Une première date avait été fixée en octobre dernier, que Jonas Kaufmann avait annulée pour raison de santé. Il avait donc fallu attendre longtemps, et personne n’avait envie de dormir, dimanche soir dans la salle archi-comble du Palais des beaux-arts de Bruxelles, où la Staatskapelle de Weimar dirigée par Jochen Rieder était venue accompagner le ténor dans un récital d’airs de Puccini, extraits de son dernier album. C’est l’orchestre qui entame la soirée avec le prélude symphonique en la majeur, pièce un peu terne – c’est plutôt un exercice de composition réalisé par Puccini pendant ses études au conservatoire de Milan – à laquelle le chef s’efforce de donner tout le relief possible.
Entre ensuite, sous des tonnerres d’applaudissements, le chanteur tant attendu.

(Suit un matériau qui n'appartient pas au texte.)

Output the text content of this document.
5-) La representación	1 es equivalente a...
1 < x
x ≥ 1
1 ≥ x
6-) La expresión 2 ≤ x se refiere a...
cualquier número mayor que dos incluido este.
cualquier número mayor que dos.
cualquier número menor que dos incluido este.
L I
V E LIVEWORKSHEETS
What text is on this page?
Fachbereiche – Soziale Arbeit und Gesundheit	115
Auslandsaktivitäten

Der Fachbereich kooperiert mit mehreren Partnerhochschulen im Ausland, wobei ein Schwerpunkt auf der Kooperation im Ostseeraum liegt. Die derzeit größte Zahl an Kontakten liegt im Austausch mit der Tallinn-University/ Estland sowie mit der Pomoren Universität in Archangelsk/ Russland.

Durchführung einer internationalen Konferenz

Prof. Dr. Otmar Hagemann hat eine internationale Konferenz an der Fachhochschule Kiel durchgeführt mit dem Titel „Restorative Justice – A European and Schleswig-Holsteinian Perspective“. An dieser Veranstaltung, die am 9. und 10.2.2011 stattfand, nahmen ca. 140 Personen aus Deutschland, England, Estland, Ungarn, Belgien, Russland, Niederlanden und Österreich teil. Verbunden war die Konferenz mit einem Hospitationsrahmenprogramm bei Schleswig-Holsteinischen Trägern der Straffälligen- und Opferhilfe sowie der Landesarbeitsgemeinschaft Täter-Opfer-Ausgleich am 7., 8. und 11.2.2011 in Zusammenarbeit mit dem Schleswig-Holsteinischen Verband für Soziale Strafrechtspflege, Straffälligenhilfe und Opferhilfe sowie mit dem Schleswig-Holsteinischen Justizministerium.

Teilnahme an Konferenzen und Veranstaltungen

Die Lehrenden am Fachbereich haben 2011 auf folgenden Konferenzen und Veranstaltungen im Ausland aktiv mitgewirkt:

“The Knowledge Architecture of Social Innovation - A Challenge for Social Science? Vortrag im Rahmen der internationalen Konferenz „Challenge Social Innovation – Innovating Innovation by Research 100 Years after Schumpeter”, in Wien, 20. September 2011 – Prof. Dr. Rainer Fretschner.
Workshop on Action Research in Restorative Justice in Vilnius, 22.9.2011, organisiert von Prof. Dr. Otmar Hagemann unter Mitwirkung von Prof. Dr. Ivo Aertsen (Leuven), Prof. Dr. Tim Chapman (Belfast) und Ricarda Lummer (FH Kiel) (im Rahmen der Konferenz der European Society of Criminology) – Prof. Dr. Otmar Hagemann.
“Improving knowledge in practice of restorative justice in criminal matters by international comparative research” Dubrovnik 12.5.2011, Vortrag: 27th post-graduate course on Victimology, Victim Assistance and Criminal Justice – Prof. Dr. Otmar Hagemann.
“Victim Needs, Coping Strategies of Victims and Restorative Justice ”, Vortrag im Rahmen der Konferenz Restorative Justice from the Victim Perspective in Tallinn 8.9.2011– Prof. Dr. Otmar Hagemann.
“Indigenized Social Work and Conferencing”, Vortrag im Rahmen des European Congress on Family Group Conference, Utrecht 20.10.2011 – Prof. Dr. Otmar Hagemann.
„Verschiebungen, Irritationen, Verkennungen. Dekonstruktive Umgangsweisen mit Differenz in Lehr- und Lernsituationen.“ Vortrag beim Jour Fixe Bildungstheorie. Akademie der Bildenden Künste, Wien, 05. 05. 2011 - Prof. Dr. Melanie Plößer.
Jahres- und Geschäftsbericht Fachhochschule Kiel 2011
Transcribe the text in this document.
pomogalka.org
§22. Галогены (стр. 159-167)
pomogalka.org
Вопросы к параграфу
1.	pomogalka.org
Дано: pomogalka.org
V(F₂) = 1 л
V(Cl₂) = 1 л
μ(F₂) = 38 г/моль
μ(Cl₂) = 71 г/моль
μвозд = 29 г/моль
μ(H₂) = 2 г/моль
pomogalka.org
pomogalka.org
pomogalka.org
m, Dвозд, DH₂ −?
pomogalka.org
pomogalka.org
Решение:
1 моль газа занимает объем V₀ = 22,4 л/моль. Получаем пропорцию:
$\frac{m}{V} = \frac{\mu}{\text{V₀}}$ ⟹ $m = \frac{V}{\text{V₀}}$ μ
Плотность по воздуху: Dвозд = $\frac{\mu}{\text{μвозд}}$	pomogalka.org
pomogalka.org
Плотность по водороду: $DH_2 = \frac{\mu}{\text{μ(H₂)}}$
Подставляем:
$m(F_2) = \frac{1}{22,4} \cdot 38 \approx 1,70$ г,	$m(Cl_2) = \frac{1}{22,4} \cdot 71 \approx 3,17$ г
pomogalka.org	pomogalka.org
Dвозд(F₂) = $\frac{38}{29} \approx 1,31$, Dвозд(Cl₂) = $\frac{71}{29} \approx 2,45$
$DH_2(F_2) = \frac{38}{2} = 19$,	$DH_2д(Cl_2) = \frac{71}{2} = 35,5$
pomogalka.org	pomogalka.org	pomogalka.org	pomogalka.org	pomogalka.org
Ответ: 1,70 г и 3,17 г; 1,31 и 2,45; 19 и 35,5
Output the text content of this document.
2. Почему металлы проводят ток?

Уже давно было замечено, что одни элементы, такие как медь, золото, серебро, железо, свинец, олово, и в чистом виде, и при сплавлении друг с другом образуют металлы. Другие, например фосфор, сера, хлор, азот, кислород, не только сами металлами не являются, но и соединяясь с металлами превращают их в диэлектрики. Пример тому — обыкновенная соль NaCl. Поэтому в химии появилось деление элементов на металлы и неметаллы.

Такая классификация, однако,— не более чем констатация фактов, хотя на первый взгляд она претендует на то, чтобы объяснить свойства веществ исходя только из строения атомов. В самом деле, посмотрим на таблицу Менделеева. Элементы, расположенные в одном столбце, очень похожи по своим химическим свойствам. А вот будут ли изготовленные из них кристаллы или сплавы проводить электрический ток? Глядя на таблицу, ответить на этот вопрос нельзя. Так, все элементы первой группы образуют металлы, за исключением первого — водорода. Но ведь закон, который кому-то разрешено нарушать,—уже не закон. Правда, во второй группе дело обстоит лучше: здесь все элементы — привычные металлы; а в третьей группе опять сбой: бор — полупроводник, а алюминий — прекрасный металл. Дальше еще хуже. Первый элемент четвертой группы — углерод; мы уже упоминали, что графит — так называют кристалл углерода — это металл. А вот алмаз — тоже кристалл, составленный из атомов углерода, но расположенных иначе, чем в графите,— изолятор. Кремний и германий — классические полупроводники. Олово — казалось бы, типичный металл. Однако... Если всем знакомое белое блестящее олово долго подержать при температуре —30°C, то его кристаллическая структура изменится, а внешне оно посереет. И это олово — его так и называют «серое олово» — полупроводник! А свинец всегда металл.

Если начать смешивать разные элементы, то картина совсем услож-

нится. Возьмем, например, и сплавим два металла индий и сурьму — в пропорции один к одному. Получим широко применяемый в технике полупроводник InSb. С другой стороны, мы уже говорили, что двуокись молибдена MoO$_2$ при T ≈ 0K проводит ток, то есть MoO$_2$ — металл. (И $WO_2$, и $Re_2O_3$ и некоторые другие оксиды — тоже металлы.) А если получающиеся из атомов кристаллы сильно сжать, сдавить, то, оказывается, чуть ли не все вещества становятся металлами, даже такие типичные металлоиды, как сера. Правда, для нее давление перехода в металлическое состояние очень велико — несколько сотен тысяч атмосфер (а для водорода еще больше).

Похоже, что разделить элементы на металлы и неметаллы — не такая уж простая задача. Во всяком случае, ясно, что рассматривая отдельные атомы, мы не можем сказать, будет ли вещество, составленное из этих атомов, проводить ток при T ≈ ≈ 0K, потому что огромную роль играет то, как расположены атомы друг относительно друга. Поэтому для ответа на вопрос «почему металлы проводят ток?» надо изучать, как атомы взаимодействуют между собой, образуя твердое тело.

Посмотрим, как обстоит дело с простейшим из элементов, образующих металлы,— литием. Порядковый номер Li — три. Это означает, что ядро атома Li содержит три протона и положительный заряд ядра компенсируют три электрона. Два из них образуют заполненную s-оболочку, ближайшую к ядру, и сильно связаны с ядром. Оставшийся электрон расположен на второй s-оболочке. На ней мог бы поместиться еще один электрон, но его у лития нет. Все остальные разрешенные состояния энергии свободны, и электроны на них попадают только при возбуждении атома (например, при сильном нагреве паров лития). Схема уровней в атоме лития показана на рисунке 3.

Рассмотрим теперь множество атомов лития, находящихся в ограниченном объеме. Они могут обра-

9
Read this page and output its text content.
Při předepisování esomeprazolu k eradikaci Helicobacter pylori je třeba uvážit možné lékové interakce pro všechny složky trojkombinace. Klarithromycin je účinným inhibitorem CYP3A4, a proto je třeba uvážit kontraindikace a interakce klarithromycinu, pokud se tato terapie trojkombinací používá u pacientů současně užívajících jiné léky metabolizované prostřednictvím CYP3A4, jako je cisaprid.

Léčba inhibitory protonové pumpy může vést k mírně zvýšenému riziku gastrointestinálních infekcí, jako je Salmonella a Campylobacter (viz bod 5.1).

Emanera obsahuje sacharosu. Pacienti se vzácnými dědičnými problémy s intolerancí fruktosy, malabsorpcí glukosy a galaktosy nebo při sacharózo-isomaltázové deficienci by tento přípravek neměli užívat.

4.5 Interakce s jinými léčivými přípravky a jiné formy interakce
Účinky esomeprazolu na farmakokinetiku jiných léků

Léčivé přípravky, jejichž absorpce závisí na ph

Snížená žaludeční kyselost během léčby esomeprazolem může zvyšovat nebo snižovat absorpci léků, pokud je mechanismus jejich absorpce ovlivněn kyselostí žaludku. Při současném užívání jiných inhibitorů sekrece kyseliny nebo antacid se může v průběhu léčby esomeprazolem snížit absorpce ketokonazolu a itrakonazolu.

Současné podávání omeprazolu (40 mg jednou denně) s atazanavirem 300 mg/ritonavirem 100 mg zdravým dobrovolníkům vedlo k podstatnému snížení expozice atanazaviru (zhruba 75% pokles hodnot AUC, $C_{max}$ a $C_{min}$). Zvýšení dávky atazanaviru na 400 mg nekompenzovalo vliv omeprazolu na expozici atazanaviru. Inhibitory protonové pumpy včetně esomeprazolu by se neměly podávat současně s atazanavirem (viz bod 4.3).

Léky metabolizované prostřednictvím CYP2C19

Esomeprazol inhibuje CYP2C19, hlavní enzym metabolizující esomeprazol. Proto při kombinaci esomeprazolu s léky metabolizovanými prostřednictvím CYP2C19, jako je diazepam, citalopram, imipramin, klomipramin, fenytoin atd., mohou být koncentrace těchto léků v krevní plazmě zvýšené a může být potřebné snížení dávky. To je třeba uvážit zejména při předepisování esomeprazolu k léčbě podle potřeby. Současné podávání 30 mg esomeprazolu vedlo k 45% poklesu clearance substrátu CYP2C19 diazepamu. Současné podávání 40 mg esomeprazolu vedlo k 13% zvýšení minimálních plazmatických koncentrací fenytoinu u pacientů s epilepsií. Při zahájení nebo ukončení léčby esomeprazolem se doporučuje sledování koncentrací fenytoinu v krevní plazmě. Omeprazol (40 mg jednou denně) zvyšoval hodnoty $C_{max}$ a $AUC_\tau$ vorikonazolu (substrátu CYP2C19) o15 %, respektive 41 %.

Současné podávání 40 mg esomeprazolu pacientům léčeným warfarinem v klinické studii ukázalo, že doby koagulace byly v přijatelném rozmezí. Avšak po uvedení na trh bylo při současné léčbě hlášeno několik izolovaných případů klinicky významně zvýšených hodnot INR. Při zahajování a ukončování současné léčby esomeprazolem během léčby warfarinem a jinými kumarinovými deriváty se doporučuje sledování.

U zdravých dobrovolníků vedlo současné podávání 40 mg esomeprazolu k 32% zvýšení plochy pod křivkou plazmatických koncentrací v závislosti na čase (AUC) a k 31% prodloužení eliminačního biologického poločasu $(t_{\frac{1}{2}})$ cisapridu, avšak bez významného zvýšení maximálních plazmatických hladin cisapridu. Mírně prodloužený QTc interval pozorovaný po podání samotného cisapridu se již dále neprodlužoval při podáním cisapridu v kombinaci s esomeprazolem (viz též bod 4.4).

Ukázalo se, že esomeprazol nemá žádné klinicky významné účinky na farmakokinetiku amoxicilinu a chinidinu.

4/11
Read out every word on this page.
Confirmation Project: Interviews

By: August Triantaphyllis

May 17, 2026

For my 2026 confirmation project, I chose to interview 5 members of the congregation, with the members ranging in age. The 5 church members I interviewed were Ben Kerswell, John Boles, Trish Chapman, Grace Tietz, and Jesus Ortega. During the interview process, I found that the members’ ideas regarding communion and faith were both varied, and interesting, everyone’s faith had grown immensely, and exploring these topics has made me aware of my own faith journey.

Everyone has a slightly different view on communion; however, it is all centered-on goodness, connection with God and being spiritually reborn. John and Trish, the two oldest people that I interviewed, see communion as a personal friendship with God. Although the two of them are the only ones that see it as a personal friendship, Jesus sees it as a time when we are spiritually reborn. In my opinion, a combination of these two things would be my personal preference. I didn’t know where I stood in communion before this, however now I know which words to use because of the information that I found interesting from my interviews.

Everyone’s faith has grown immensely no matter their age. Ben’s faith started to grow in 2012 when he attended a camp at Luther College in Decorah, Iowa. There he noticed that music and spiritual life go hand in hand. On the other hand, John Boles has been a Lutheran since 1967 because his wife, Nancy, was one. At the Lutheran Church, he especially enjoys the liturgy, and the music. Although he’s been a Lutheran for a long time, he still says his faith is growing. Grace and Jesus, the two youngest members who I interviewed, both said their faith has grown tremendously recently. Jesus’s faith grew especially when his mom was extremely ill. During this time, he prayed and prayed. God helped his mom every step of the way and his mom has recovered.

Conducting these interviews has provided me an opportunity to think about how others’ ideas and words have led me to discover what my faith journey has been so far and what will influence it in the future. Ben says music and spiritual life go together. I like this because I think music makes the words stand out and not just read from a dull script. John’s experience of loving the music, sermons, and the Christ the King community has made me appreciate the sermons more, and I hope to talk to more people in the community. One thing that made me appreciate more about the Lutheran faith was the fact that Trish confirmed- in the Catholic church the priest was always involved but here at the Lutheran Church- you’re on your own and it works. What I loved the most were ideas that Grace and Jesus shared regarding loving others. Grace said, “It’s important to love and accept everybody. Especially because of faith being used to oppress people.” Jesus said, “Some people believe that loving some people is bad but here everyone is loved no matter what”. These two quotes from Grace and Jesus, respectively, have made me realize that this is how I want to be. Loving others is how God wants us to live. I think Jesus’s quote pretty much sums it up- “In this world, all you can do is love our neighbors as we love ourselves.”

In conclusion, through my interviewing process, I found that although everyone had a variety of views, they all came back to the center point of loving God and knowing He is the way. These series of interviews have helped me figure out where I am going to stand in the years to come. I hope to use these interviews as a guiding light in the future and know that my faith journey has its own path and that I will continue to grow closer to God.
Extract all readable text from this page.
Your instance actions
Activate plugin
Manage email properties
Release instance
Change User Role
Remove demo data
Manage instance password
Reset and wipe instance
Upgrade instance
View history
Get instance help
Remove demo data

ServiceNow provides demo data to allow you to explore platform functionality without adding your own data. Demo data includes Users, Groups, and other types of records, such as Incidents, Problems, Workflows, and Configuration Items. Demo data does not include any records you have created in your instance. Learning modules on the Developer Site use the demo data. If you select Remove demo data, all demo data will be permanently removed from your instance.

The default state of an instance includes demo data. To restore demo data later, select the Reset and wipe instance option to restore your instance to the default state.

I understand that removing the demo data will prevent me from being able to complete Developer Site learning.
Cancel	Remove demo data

Elégant dans son costume trois pièces très ajusté, svelte, dynamique, le cheveux grisonnant et la barbe courte, une dégaine de vedette de cinéma, du charme à revendre, Kaufmann électrise son public dès les premières notes du récital. Il commence par des airs peu connus, comme s’il voulait faire encore patienter un peu son public. Des extraits de Le Villi ou d’Edgar lui permettent de chauffer l’instrument et de faire soigneusement monter la tension avant les grands airs que tout le monde attend. Ainsi ménagée, soigneusement préparée, la voix est sublime, homogène dans tous les registres, avec une ardeur constante et des couleurs d’une exceptionnelle richesse. Kaufmann maîtrise tant les passages forte (la voix n’est jamais criarde) que pianissimo, registre dans lequel il excelle à exprimer une tendresse infinie sans détimbrer, tout en restant intelligible jusqu’au denier rang de la salle. Ce sera particulièrement remarquable lorsqu’il murmure « Soave visione » dans l’air d’Edgar, ou « Dolci baci, languide caresse » dans l’air de Cavaradossi, avec une intensité rarement atteinte dans cette nuance d’une grande séduction et d’une infinie délicatesse. Il vit chacun de ses personnages sans effet de manche mais avec intelligence et si l’émotion fait parfois défaut, c’est en raison de la structure même d’un récital d’airs relativement courts, tirés de situations très diverses, entrecoupés d’interludes orchestraux et de longues minutes d’applaudissements, qui ne permet pas de construire sur la longueur la cohérence d’un personnage. Ces intermèdes orchestraux, qui émaillent le programme tout au long de la soirée et offrent au chanteur d’utiles moment de répit, viennent rappeler fort à propos qu’en plus d’être le mélodiste de génie que l’on sait, Puccini était aussi un orchestrateur inspiré, auquel les cordes de Weimar rendent parfaitement justice.
Quant à Kaufmann, son plaisir de chanter, d’être en scène est évident, et il le partage généreusement avec le public. L’enthousiasme de la salle ira croissant tout au long de la soirée, jusqu’au « Nessun dorma ! » final, si bref soit-il, qui donne son titre au récital et lui sert à la fois d’aboutissement et de point culminant. Sans laisser le temps à l’orchestre de finir le postlude, le public se lève et fait une ovation au chanteur que ce dernier saluera finalement de cinq bis, arrachés chacun à grand renfort d’applaudissements cadencés, dans une joyeuse atmosphère de liesse très communicative.